Hang on, I thought you said "West Wales"? But that's not what the map shows. Higher Strontium levels are spread all the way across the west of Britain, from Cornwall to Cape Wrath and beyond.
Then they say:
"Previous strontium and oxygen isotopic research on human enamel concluded that the Beaker period (ca. 2400–1800 BC) ‘Boscombe Bowmen’ found near Stonehenge may have originated in west Wales, or perhaps from even further afield, in Brittany."
"May", "perhaps"... Sharp-eyed readers will already have noticed the sleight of hand.
Then they say:
"Strontium isotope analysis has also been used on cattle from Durrington Walls, a large henge monument near to and contemporary with the later phases at Stonehenge (ca. 2500 BC), with some individual animals showing more radiogenic signals typical of the older bedrock of western or northern Britain."
Or northern?... like the cattle that were regularly driven from Northern Wales and Scotland all the way to Wiltshire and even London?
Then they say:
Those with the highest values (>0.7110) point to a region with considerably older and more radiogenic lithologies, which would include parts of southwest England (Devon) and Wales (parsimony making locations further afield – including parts of Scotland, Ireland and continental Europe – less probable).
Which kind of confirmed my first instinct from looking at the map.

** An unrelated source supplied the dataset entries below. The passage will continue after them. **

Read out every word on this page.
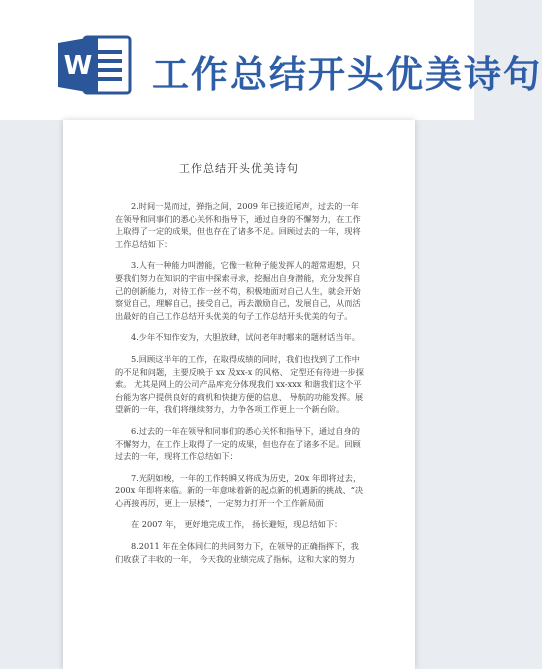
W 工作总结开头优美诗句
工作总结开头优美诗句

2.时间一晃而过，弹指之间，2009 年已接近尾声，过去的一年在领导和同事们的悉心关怀和指导下，通过自身的不懈努力，在工作上取得了一定的成果，但也存在了诸多不足。回顾过去的一年，现将工作总结如下：

3.人有一种能力叫潜能，它像一粒种子能发挥人的超常遐想，只要我们努力在知识的宇宙中探索寻求，挖掘出自身潜能，充分发挥自己的创新能力，对待工作一丝不苟，积极地面对自己人生，就会开始察觉自己，理解自己，接受自己，再去激励自己，发展自己，从而活出最好的自己工作总结开头优美的句子工作总结开头优美的句子。

4.少年不知作安为，大胆放肆，试问老年时哪来的题材话当年。

5.回顾这半年的工作，在取得成绩的同时，我们也找到了工作中的不足和问题，主要反映于 xx 及xx-x 的风格、 定型还有待进一步探索。 尤其是网上的公司产品库充分体现我们 xx-xxx 和谐我们这个平台能为客户提供良好的商机和快捷方便的信息、 导航的功能发挥。展望新的一年，我们将继续努力，力争各项工作更上一个新台阶。

6.过去的一年在领导和同事们的悉心关怀和指导下，通过自身的不懈努力，在工作上取得了一定的成果，但也存在了诸多不足。回顾过去的一年，现将工作总结如下：

7.光阴如梭，一年的工作转瞬又将成为历史，20x 年即将过去，200x 年即将来临。新的一年意味着新的起点新的机遇新的挑战、“决心再接再厉，更上一层楼”，一定努力打开一个工作新局面

在 2007 年， 更好地完成工作， 扬长避短，现总结如下：

8.2011 年在全体同仁的共同努力下，在领导的正确指挥下，我们收获了丰收的一年， 今天我的业绩完成了指标，这和大家的努力
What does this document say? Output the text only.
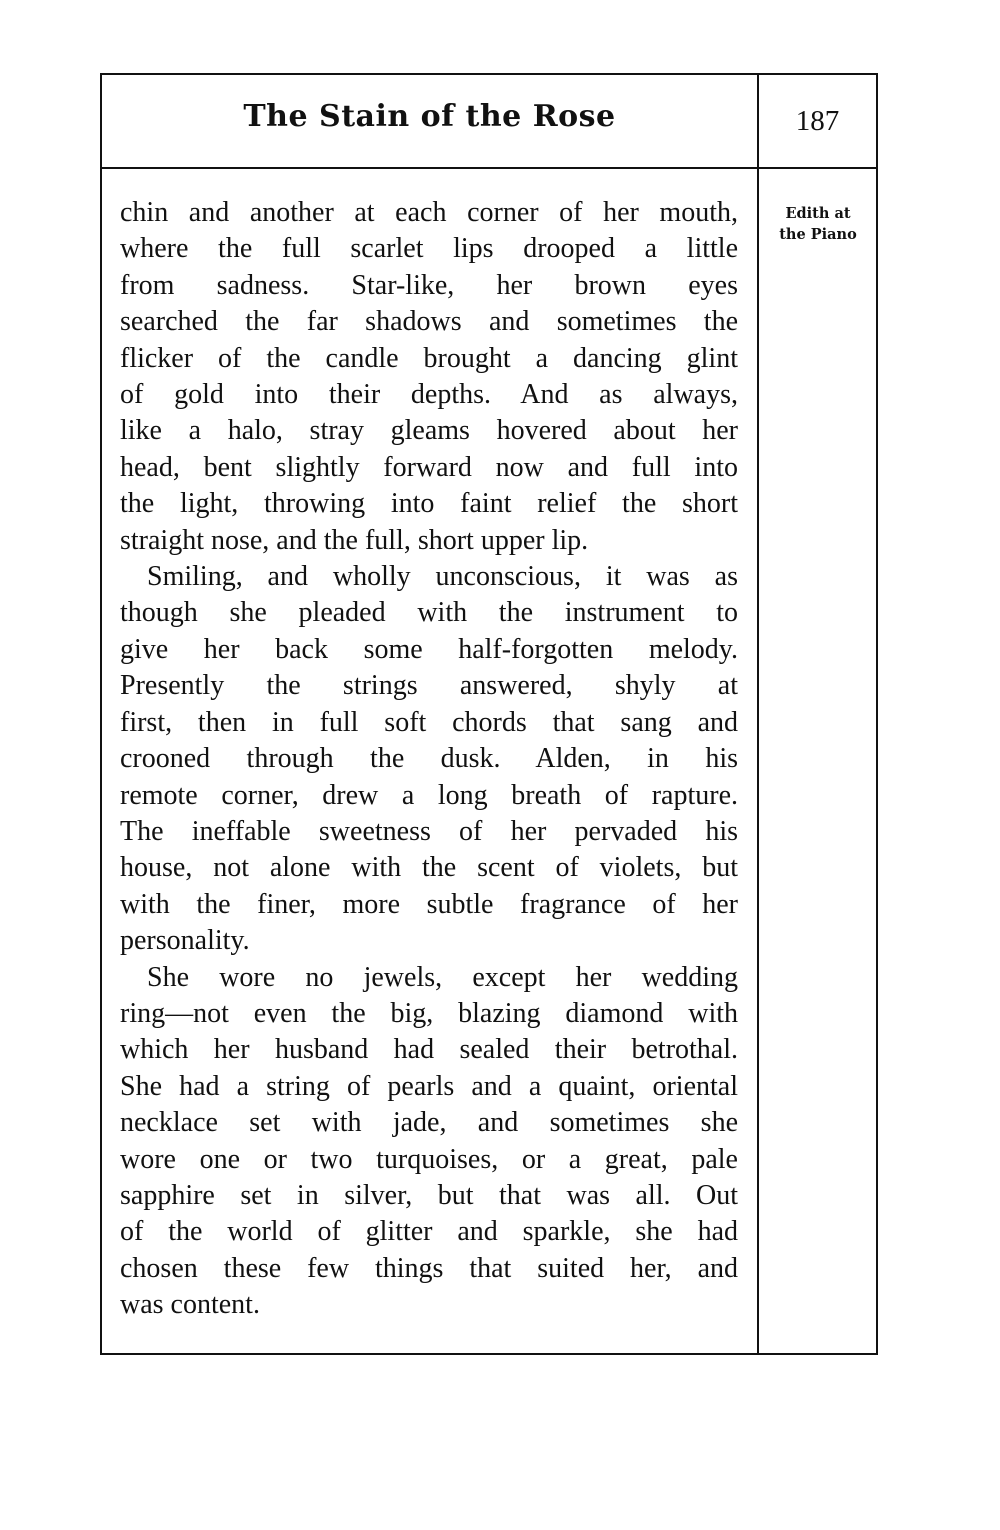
The Stain of the Rose	187
Edith at
the Piano

chin and another at each corner of her mouth,
where the full scarlet lips drooped a little
from sadness. Star-like, her brown eyes
searched the far shadows and sometimes the
flicker of the candle brought a dancing glint
of gold into their depths. And as always,
like a halo, stray gleams hovered about her
head, bent slightly forward now and full into
the light, throwing into faint relief the short
straight nose, and the full, short upper lip.

Smiling, and wholly unconscious, it was as
though she pleaded with the instrument to
give her back some half-forgotten melody.
Presently the strings answered, shyly at
first, then in full soft chords that sang and
crooned through the dusk. Alden, in his
remote corner, drew a long breath of rapture.
The ineffable sweetness of her pervaded his
house, not alone with the scent of violets, but
with the finer, more subtle fragrance of her
personality.

She wore no jewels, except her wedding
ring—not even the big, blazing diamond with
which her husband had sealed their betrothal.
She had a string of pearls and a quaint, oriental
necklace set with jade, and sometimes she
wore one or two turquoises, or a great, pale
sapphire set in silver, but that was all. Out
of the world of glitter and sparkle, she had
chosen these few things that suited her, and
was content.
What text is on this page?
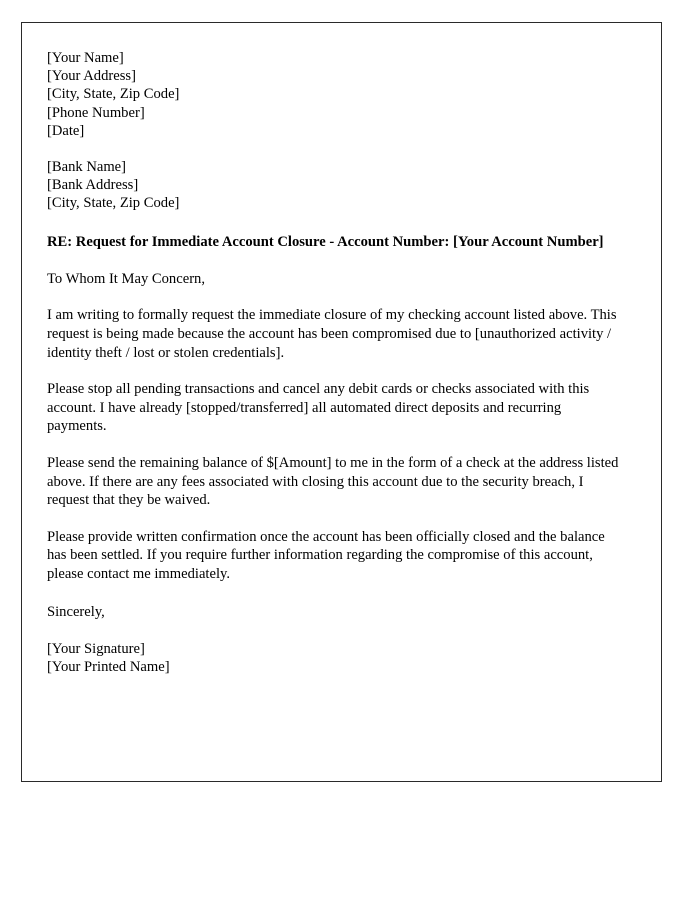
[Your Name]
[Your Address]
[City, State, Zip Code]
[Phone Number]
[Date]
[Bank Name]
[Bank Address]
[City, State, Zip Code]
RE: Request for Immediate Account Closure - Account Number: [Your Account Number]
To Whom It May Concern,
I am writing to formally request the immediate closure of my checking account listed above. This request is being made because the account has been compromised due to [unauthorized activity / identity theft / lost or stolen credentials].
Please stop all pending transactions and cancel any debit cards or checks associated with this account. I have already [stopped/transferred] all automated direct deposits and recurring payments.
Please send the remaining balance of $[Amount] to me in the form of a check at the address listed above. If there are any fees associated with closing this account due to the security breach, I request that they be waived.
Please provide written confirmation once the account has been officially closed and the balance has been settled. If you require further information regarding the compromise of this account, please contact me immediately.
Sincerely,
[Your Signature]
[Your Printed Name]
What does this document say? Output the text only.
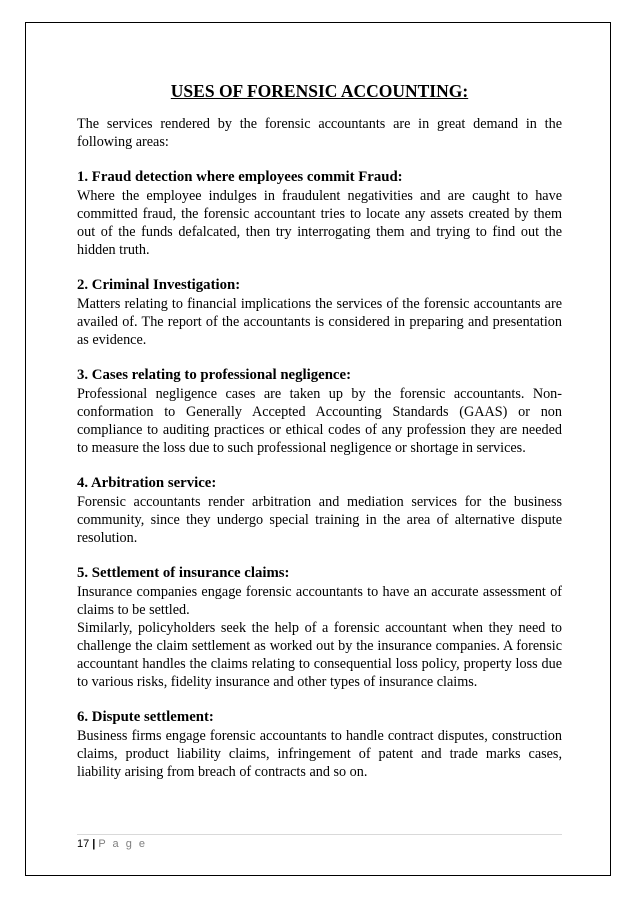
USES OF FORENSIC ACCOUNTING:

The services rendered by the forensic accountants are in great demand in the following areas:

1. Fraud detection where employees commit Fraud:

Where the employee indulges in fraudulent negativities and are caught to have committed fraud, the forensic accountant tries to locate any assets created by them out of the funds defalcated, then try interrogating them and trying to find out the hidden truth.

2. Criminal Investigation:

Matters relating to financial implications the services of the forensic accountants are availed of. The report of the accountants is considered in preparing and presentation as evidence.

3. Cases relating to professional negligence:

Professional negligence cases are taken up by the forensic accountants. Non-conformation to Generally Accepted Accounting Standards (GAAS) or non compliance to auditing practices or ethical codes of any profession they are needed to measure the loss due to such professional negligence or shortage in services.

4. Arbitration service:

Forensic accountants render arbitration and mediation services for the business community, since they undergo special training in the area of alternative dispute resolution.

5. Settlement of insurance claims:

Insurance companies engage forensic accountants to have an accurate assessment of claims to be settled.

Similarly, policyholders seek the help of a forensic accountant when they need to challenge the claim settlement as worked out by the insurance companies. A forensic accountant handles the claims relating to consequential loss policy, property loss due to various risks, fidelity insurance and other types of insurance claims.

6. Dispute settlement:

Business firms engage forensic accountants to handle contract disputes, construction claims, product liability claims, infringement of patent and trade marks cases, liability arising from breach of contracts and so on.

17 | P a g e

The more detail they reveal, the less likely it is that it's got anything at all to do with West Wales. It could be anywhere from Britanny to Devon to Scotland.
Fully agree with all of that. There is no link with West Wales that can be demonstrated through their data -- the paper is disingenuous at best, with a strong bias built into it. Goodness knows how it got through the editorial / peer review process......
ReplyDeleteThe only way it got through any peer review process, I contend, would have been getting Lord Lucan (b 1934 - disappeared 1974) to do the Peer - reviewing, eh, what?